Xenophobia Is Bad Economics: 5 Reasons Why Britain Should Welcome Immigration

Like the United States, the British nation was built on successive waves of immigration.  It’s our strength and our distinction.


So I’m alarmed at the outbreak of xenophobia in British politics in response to the rise of the United Kingdom Independence Party (Ukip) on an anti-immigration platform and a pledge to leave the European Union.


It has created sheer panic in British politics, and augurs poorly for the future economic health of the nation.


British Prime Minister David Cameron now proposes a cap on the number of immigrants at 100,000 a year, although the current figure is close to 250,000 a year.
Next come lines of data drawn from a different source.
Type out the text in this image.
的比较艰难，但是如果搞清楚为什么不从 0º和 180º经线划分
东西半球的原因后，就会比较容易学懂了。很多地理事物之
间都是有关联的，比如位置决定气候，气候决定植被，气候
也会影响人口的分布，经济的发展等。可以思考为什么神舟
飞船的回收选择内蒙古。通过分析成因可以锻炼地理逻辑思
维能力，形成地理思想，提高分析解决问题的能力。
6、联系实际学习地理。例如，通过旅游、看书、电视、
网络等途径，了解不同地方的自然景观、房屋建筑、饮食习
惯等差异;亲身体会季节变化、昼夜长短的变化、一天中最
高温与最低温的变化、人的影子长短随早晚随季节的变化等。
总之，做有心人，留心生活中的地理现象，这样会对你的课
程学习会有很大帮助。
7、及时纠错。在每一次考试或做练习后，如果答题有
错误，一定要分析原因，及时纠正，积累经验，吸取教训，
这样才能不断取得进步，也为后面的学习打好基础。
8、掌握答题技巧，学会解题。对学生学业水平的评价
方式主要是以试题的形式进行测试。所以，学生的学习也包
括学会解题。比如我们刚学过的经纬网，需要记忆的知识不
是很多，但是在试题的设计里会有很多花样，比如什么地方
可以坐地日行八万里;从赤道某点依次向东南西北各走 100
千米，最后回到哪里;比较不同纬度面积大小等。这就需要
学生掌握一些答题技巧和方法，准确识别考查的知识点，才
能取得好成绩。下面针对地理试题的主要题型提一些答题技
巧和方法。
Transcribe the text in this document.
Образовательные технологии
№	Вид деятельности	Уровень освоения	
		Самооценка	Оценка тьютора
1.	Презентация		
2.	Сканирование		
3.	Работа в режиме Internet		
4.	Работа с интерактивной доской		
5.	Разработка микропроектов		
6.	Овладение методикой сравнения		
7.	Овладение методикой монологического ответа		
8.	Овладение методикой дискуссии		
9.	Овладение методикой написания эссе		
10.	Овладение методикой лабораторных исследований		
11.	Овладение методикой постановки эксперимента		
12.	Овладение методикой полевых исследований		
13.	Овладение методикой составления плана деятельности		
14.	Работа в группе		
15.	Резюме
In reality, the UK should welcome immigrants.  Here’s five reasons why:


1          The UK government’s own figures say so


The UK Treasury’s Office for Budget Responsibility (OBR) calculates the economic impact of government policies.  Robert Chote, head of the OBR, said earlier this year that immigration ‘does tend to produce a more beneficial picture’ for the nation’s finances.


“Because they’re more likely to be working age, they’re more likely to be paying taxes and less likely to have relatively large sums of money spent on them for education, for long-term care, for healthcare, for pension expenditure,” he added.


Without immigration running at its current level (or higher), it will be hard for the government to pay off its national debt.  What is needed is more migration, not less.  If the numbers were to fall to 140,000 a year (still above David Cameron’s target), national debt would reach almost 100 per cent of the entire economy by 2064, according to the OBR.


Other studies have produced similar figures, with the National Institute of Economic and Social Research estimating that the UK economy would contract by 11 per cent if immigration numbers are halved.


2          Talented, skilled people are struggling to get in


The 2014 Nobel Prize winner John O’Keefe, himself an immigrant to the UK from Canada, argues that immigration restrictions are endangering Britain’s scientific standing.


“The immigration rules are a very, very large obstacle [to recruiting high level scientists].  We should think hard about making Britain a more welcoming place.


“Science is international, the best scientists can come from anywhere, they can come from next door or they can come from a small village in a country anywhere in the world – we need to make it easier.”